The Science of What We Do

     Commonly referred to as HPPD, hypersonic plasma particle deposition is a process has allowed Rushford Hypersonic to begin leading the way in the deposition coating field of today.  With follow on chemical vapor deposition (CVD), we are opening new dimensions in nanophase material processing.

The process and equipment themselves were developed at the University of Minnesota Institute of Technology's Mechanical Engineering department.  The process itself starts in our patented nozzle, in which particles are dissassociated and then nucleate, forming a spray that embeds nanoparticles into substrate materials at a very high rate of speed (~2,400 m/s) with grain sizes in the range of 4-40 nanometers. This thin-film coating violates what is known as the Hall-Petch Relationship, which states that as grain size decreases, fracture toughness decreases while hardness increases. For HPPD coatings, as the grain size decreases there is seen a significant increase in BOTH hardness and fracture toughness.

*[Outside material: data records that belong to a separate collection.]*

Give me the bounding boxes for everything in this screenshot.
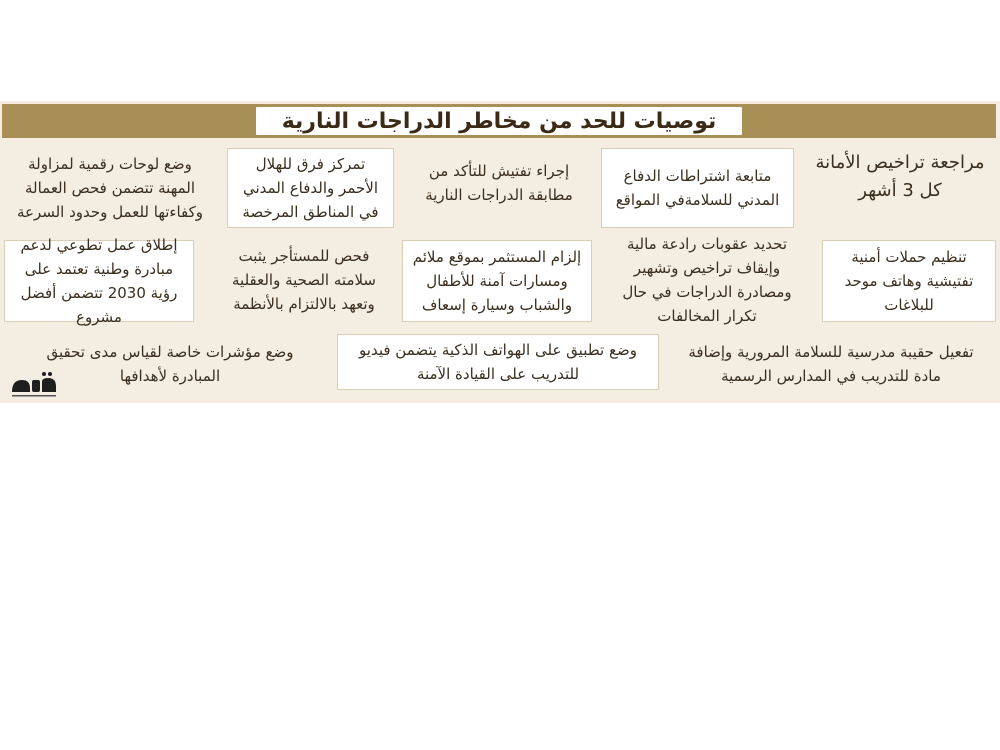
recommendation-smartphone-app: وضع تطبيق على الهواتف الذكية يتضمن فيديو للتدريب على القيادة الآمنة xyxy=(337,334,659,390)
recommendation-investor-obligations: إلزام المستثمر بموقع ملائم ومسارات آمنة للأطفال والشباب وسيارة إسعاف xyxy=(402,240,592,322)
recommendation-security-campaigns: تنظيم حملات أمنية تفتيشية وهاتف موحد للبلاغات xyxy=(822,240,996,322)
recommendation-red-crescent: تمركز فرق للهلال الأحمر والدفاع المدني في المناطق المرخصة xyxy=(227,148,394,228)
recommendation-license-review: مراجعة تراخيص الأمانة كل 3 أشهر xyxy=(815,152,985,201)
infographic-title: توصيات للحد من مخاطر الدراجات النارية xyxy=(256,107,743,135)
title-bar xyxy=(2,104,996,138)
recommendation-renter-check: فحص للمستأجر يثبت سلامته الصحية والعقلية وتعهد بالالتزام بالأنظمة xyxy=(232,247,376,313)
recommendation-school-bag: تفعيل حقيبة مدرسية للسلامة المرورية وإضافة مادة للتدريب في المدارس الرسمية xyxy=(688,343,974,385)
recommendation-indicators: وضع مؤشرات خاصة لقياس مدى تحقيق المبادرة لأهدافها xyxy=(46,343,294,385)
recommendation-volunteer-initiative: إطلاق عمل تطوعي لدعم مبادرة وطنية تعتمد على رؤية 2030 تتضمن أفضل مشروع xyxy=(4,240,194,322)
recommendation-penalties: تحديد عقوبات رادعة مالية وإيقاف تراخيص وتشهير ومصادرة الدراجات في حال تكرار المخالفات xyxy=(622,235,792,325)
makkah-newspaper-logo-icon xyxy=(8,370,64,400)
recommendation-digital-plates: وضع لوحات رقمية لمزاولة المهنة تتضمن فحص العمالة وكفاءتها للعمل وحدود السرعة xyxy=(16,155,204,221)
recommendation-civil-defense: متابعة اشتراطات الدفاع المدني للسلامةفي المواقع xyxy=(601,148,794,228)
recommendation-inspection: إجراء تفتيش للتأكد من مطابقة الدراجات النارية xyxy=(425,162,573,204)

The HPPD process has undergone in-depth testing and characterization at the University of Minnesota, which found "...as grain size approaches sub 100 nanometer particle size with follow on CVD, fracture toughness increases."

"A nanoparticle containing some 30,000 silicon atoms and moving at 900 meters per second will bounce off a surface, but at 2000 meters per second, it sticks, according to computer simulations. The higher-speed impact causes two sequential changes in the crystalline structure." T. Dumitrica & M. Suri. University of MN, Phys. Rev. B 78.(2008)

But the most important part of what happens is the nanoparticle that is now stuck to the material it coated undergoes a phase transition in which, upon impact during its compressed state, each individual atom bonds to six neighbors.  This allows for the coating to be flexible, with the ability to be potentially the hardest coating in the market.